Women and Migrations

UPDATE: Women and Migration: Responses in Art and Historyedited by Deborah Willis, Ellyn Toscano and Kalia Brooks Nelson, is now available on Open Book Publishers to read or download here. High-quality ebook or printed editions can also be purchased to support Open Book Publishers not-for-profit initiative and scholar-led Open Access publishing.

The “Women and Migration” working group is an interdisciplinary project that examines motives for migration, issues of cultural identity relative to women and global political and cultural movements, with global travel defined in its various forms by participating scholars, journalists, artists and activists.  During the three-day meeting, we explore a diverse range of topics.

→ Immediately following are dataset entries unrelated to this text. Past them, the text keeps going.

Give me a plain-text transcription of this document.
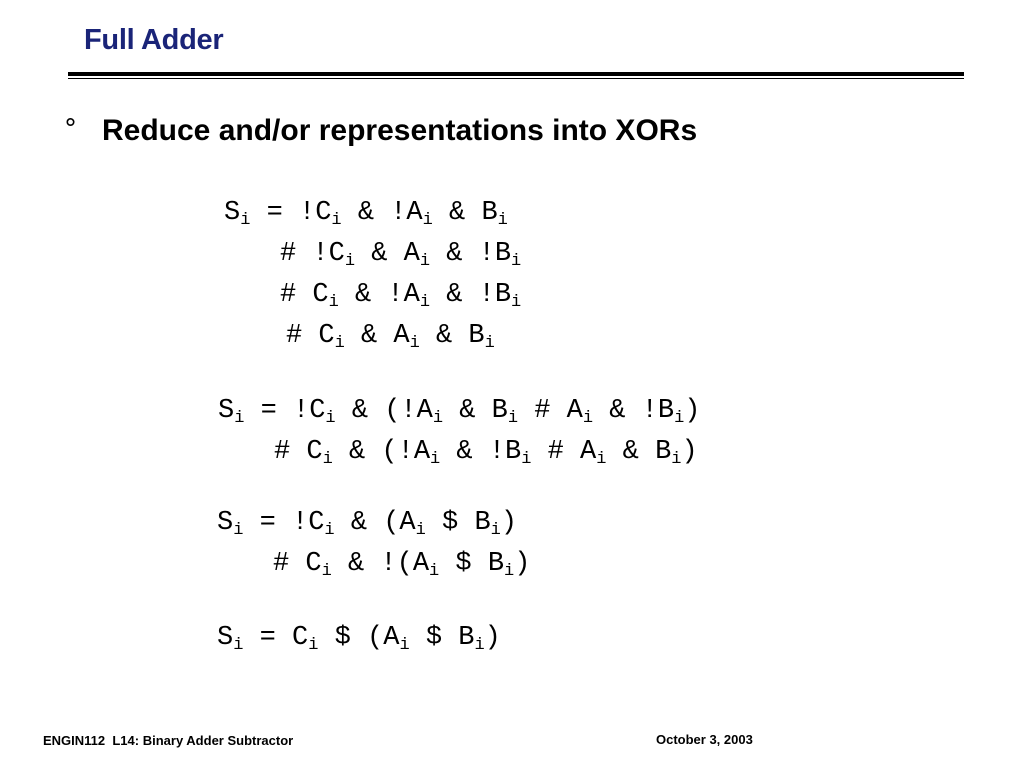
Full Adder
° Reduce and/or representations into XORs
$S_i = !C_i$ & $!A_i$ & $B_i$
# $!C_i$ & $A_i$ & $!B_i$
# $C_i$ & $!A_i$ & $!B_i$
# $C_i$ & $A_i$ & $B_i$
$S_i = !C_i$ & ($!A_i$ & $B_i$ # $A_i$ & $!B_i$)
# $C_i$ & ($!A_i$ & $!B_i$ # $A_i$ & $B_i$)
$S_i = !C_i$ & ($A_i$ $ $B_i$)
# $C_i$ & $!(A_i$ $ $B_i$)
$S_i = C_i$ $ ($A_i$ $ $B_i$)
ENGIN112  L14: Binary Adder Subtractor	October 3, 2003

We consider comparative perspectives the role photography, art, film, and writing played in identifying and re-membering the migratory activities of women.  Paper topics include: The Impermanence of Place: Migration, Memory and Method; Globalization and the Profitable Vagueness of LatinX & Latin American Art; Sparkle and Flow: Women, Photography, and the Mobility of Vision on the Swahili Coast; We Travel and we Care About Home: The Global Travels and Activism of Black Millennial Women; Sing A Black Girl’s Song: Black Femme Insurgency in the Era of #BlackLivesMatter; Diasporic Bronxness: Cardi B and New Embodiments of Black Feminist Futures; Migrant Kitchens/Migrant Women; Refugees and Remittances: Women, the Caribbean Diaspora, and the Long Cold War; Small Acts: Mobilizing Memory Across Borders; ‘So the Sexes May Be Equal’: Gender and Slave Sale as Ending and Beginning in the Forced Migration of the Middle Passage; Displaced Bodies: Perceptions of Migrant Women; Migrations of the Spirit and the Heart: the Religious Roots and Nationalistic Foundations of Black American Women’s Internationalism; Global Travelers: Reframing Black Women’s Political and Cultural Engagement; Migration as a Woman’s Right: Views from History; Diaspora, Indigeneity, Queer Critique: Tracey Moffatt’s Aesthetics of Dwelling in Displacement among many others.

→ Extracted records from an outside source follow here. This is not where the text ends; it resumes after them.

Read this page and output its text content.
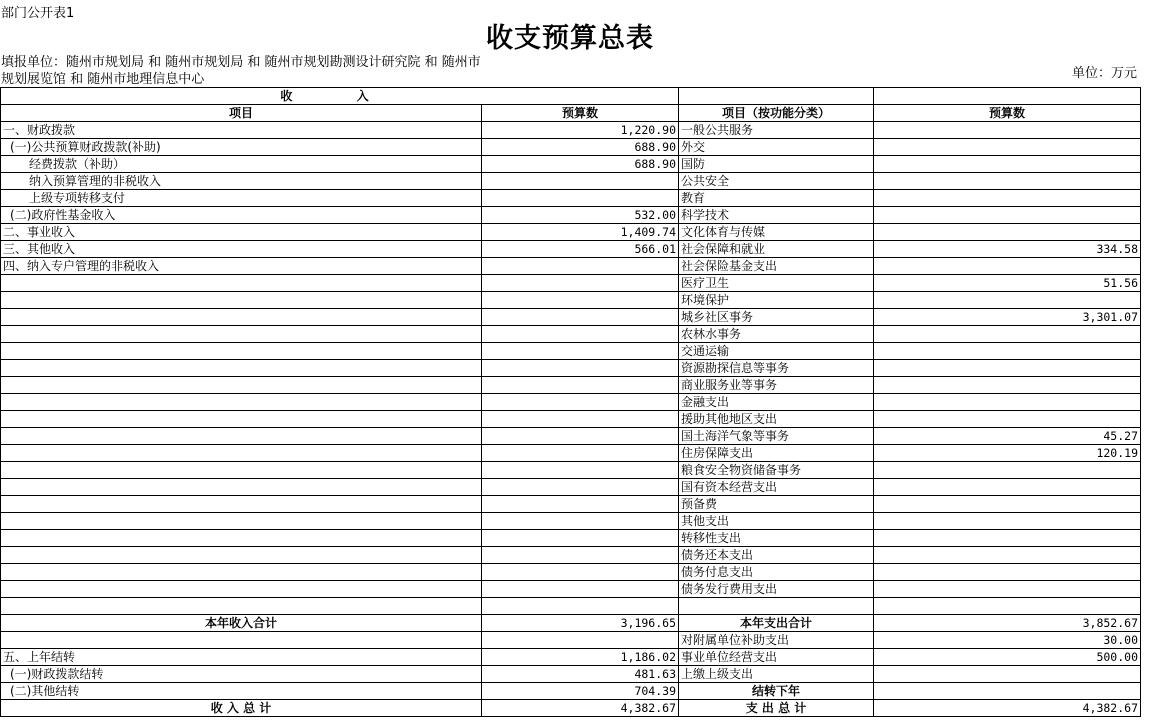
部门公开表1
收支预算总表
填报单位：随州市规划局 和 随州市规划局 和 随州市规划勘测设计研究院 和 随州市规划展览馆 和 随州市地理信息中心	单位：万元
收 入			
项目	预算数	项目（按功能分类）	预算数
一、财政拨款	1,220.90	一般公共服务	
(一)公共预算财政拨款(补助)	688.90	外交	
经费拨款（补助）	688.90	国防	
纳入预算管理的非税收入		公共安全	
上级专项转移支付		教育	
(二)政府性基金收入	532.00	科学技术	
二、事业收入	1,409.74	文化体育与传媒	
三、其他收入	566.01	社会保障和就业	334.58
四、纳入专户管理的非税收入		社会保险基金支出	
		医疗卫生	51.56
		环境保护	
		城乡社区事务	3,301.07
		农林水事务	
		交通运输	
		资源勘探信息等事务	
		商业服务业等事务	
		金融支出	
		援助其他地区支出	
		国土海洋气象等事务	45.27
		住房保障支出	120.19
		粮食安全物资储备事务	
		国有资本经营支出	
		预备费	
		其他支出	
		转移性支出	
		债务还本支出	
		债务付息支出	
		债务发行费用支出	

本年收入合计	3,196.65	本年支出合计	3,852.67
		对附属单位补助支出	30.00
五、上年结转	1,186.02	事业单位经营支出	500.00
(一)财政拨款结转	481.63	上缴上级支出	
(二)其他结转	704.39	结转下年	
收 入 总 计	4,382.67	支 出 总 计	4,382.67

Each International and U.S.-based participant will engage in exchanges related to the interpretations, conceptualizations and theories presented in the individual papers, and will discuss ideas to be integrated into a forthcoming conference and publication.  Further, each will present her individual research paper or artist’s project and address questions and concerns raised by other workshop participants.  We believe that all participants will benefit from this collaboration as we build on the current scholarship and theoretical debates focusing on migration and citizenship. Additionally, we hope to expand perceptions of migrations, identity, race, gender, and work by exploring the global movements of women.

The initial workshop will take place at Villa La Pietra, an ideal place to initiate this discussion, as this site has been instrumental in engaging in discussions about migration. About forty academics, artists, museum specialists, writers, and activists who individually and collectively examine contemporary scholarship, creative expressions, historical trajectories, and pedagogies on gender, race, ethnicity, and migration have been invited with the aim of sharing, comparing, and building paradigms. We envision this working seminar to be a collaborative project that will broaden the current writings and artwork that focus on women and migration.